For a detailed description of the dataset, the item construction and collection methods, and discussion of how to use a dataset on this scale to address questions in linguistic theory, please see the following papers:
White, A. S., R. Rudinger, K. Rawlins, & B. Van Durme. 2018. Lexicosyntactic Inference in Neural Models. In Proceedings of the 2018 Conference on Empirical Methods in Natural Language Processing, Brussels, Belgium, October 31-November 4, 2018.
White, A. S. & K. Rawlins. 2018. The role of veridicality and factivity in clause selection. In Proceedings of the 48th Meeting of the North East Linguistic Society.
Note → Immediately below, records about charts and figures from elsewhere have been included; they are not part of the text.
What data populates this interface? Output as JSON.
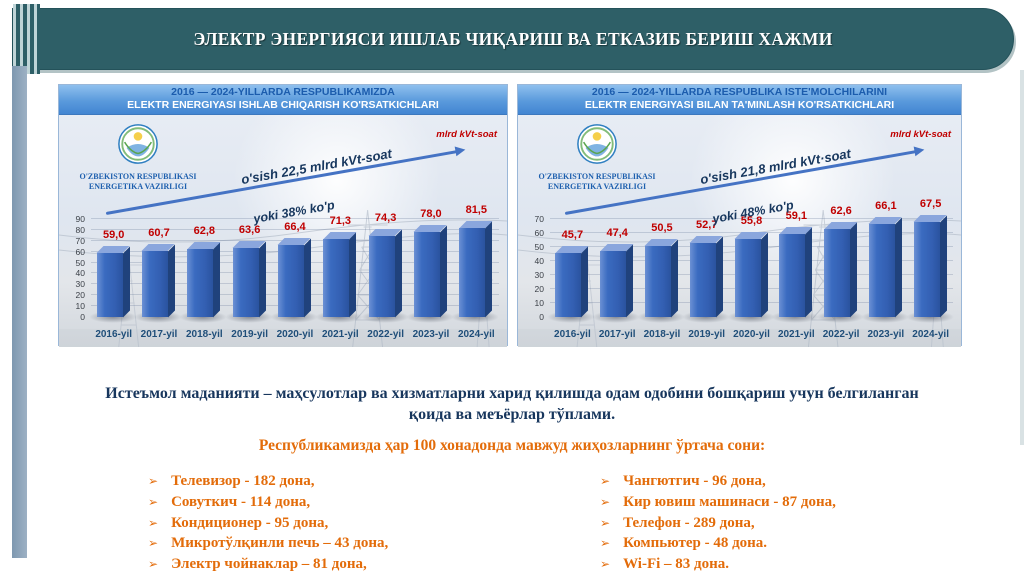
{
  "slide_title": "ЭЛЕКТР ЭНЕРГИЯСИ ИШЛАБ ЧИҚАРИШ ВА ЕТКАЗИБ БЕРИШ ХАЖМИ",
  "chart_data": [
    {
      "type": "bar",
      "title_line1": "2016 — 2024-YILLARDA RESPUBLIKAMIZDA",
      "title_line2": "ELEKTR ENERGIYASI ISHLAB CHIQARISH KO'RSATKICHLARI",
      "org_line1": "O'ZBEKISTON RESPUBLIKASI",
      "org_line2": "ENERGETIKA VAZIRLIGI",
      "unit_label": "mlrd kVt-soat",
      "growth_label": "o'sish 22,5 mlrd kVt-soat",
      "growth_sub_label": "yoki 38% ko'p",
      "categories": [
        "2016-yil",
        "2017-yil",
        "2018-yil",
        "2019-yil",
        "2020-yil",
        "2021-yil",
        "2022-yil",
        "2023-yil",
        "2024-yil"
      ],
      "values": [
        59.0,
        60.7,
        62.8,
        63.6,
        66.4,
        71.3,
        74.3,
        78.0,
        81.5
      ],
      "value_labels": [
        "59,0",
        "60,7",
        "62,8",
        "63,6",
        "66,4",
        "71,3",
        "74,3",
        "78,0",
        "81,5"
      ],
      "ylim": [
        0,
        90
      ],
      "ytick_step": 10,
      "grid": true,
      "legend": false
    },
    {
      "type": "bar",
      "title_line1": "2016 — 2024-YILLARDA RESPUBLIKA ISTE'MOLCHILARINI",
      "title_line2": "ELEKTR ENERGIYASI BILAN TA'MINLASH KO'RSATKICHLARI",
      "org_line1": "O'ZBEKISTON RESPUBLIKASI",
      "org_line2": "ENERGETIKA VAZIRLIGI",
      "unit_label": "mlrd kVt-soat",
      "growth_label": "o'sish  21,8 mlrd kVt·soat",
      "growth_sub_label": "yoki 48% ko'p",
      "categories": [
        "2016-yil",
        "2017-yil",
        "2018-yil",
        "2019-yil",
        "2020-yil",
        "2021-yil",
        "2022-yil",
        "2023-yil",
        "2024-yil"
      ],
      "values": [
        45.7,
        47.4,
        50.5,
        52.7,
        55.8,
        59.1,
        62.6,
        66.1,
        67.5
      ],
      "value_labels": [
        "45,7",
        "47,4",
        "50,5",
        "52,7",
        "55,8",
        "59,1",
        "62,6",
        "66,1",
        "67,5"
      ],
      "ylim": [
        0,
        70
      ],
      "ytick_step": 10,
      "grid": true,
      "legend": false
    }
  ],
  "body": {
    "definition_text": "Истеъмол маданияти – маҳсулотлар ва хизматларни харид қилишда одам одобини бошқариш учун белгиланган қоида ва меъёрлар тўплами.",
    "list_heading": "Республикамизда ҳар 100 хонадонда мавжуд жиҳозларнинг ўртача сони:",
    "bullet_glyph": "➢",
    "appliances_left": [
      "Телевизор - 182 дона,",
      "Совуткич - 114 дона,",
      "Кондиционер - 95 дона,",
      "Микротўлқинли печь – 43 дона,",
      "Электр чойнаклар – 81 дона,"
    ],
    "appliances_right": [
      "Чангютгич - 96 дона,",
      "Кир ювиш машинаси - 87 дона,",
      "Телефон - 289 дона,",
      "Компьютер  - 48 дона.",
      "Wi-Fi – 83 дона."
    ]
  },
  "colors": {
    "banner_teal": "#2e5f67",
    "left_rail_blue_gray": "#8ca3b8",
    "chart_header_blue": "#4285d2",
    "bar_front_blue": "#3a6bc0",
    "bar_side_navy": "#20427c",
    "value_label_red": "#c00000",
    "axis_label_blue": "#1f4e79",
    "definition_blue": "#17365d",
    "accent_orange": "#e36c0a",
    "arrow_blue": "#4573c4"
  }
}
If you make use of this dataset in a presentation or publication, we ask that you please cite these papers.
Version history
1.0: first public release (May 11, 2018) 2.0: alpha release (May 23, 2018) 2.1: official release (July 29, 2020)
Manifest
mega-veridicality-v2.1.tsv
mega-veridicality-v2.1-normalized.tsv
README.md
LICENSE
Description
mega-veridicality-v2.1.tsv
contains the raw data collected on
Mechanical Turk.
Column | Description | Values |
---|---|---|
participant | anonymous integer identifier for participant that provided the response | 0…634 |
list | integer identifier for list participant was responding to | 0…81 |
presentationorder | relative position of item in list | 1…68 |
verb | clause-embedding verb found in the item | see paper |
frame | clausal complement found in the item | see paper |
polarity | polarity found in the item | positive , negative |
conditional | whether the item was embedded in the antecedent of a conditional (see paper) | True , False |
sentence | the sentence judged | see paper |
veridicality | ordinal scale veridicality response | no , maybe , yes |
acceptability | ordinal scale acceptability response | 1…7 |
nativeenglish | whether the participant reported speaking American English natively | True , False |
exclude | whether the participant should be excluded based on native language | True , False |
mega-veridicality-v2.1-normalized.csv
contains normalized veridicality
and acceptability ratings, one for each verb-frame-voice-polarity
tuple. These normalized ratings are constructed using an ordinal
model-based normalization procedure and can be thought of as mean
ratings that control for participants’ differing uses of the relevant
response scale. The mean log-likelihood for the 10 ratings given for
each verb-frame-voice-polarity tuple under the ordinal model used to
normalize the data is also given. This can be thought of as analogous
to an estimate of rating variance.
Column | Description | Values |
---|---|---|
verb | clause-embedding verb found in the item | see paper |
frame | clausal complement found in the item | see paper |
voice | voice found in the item | active , passive |
polarity | polarity found in the item | positive , negative |
conditional | whether the item was embedded in the antecedent of a conditional (see paper) | True , False |
sentence | the sentence judged | see paper |
veridicalitylike | the likelihood of the ordinal response under the normalization model | [-1.60, -0.02] |
veridicalitynorm | the normalized veridicality rating | [-3.98, 4.00] |
Notes
- A javascript error produced 3 NA values for
veridicality
, none of which affect the same verb-frame pair.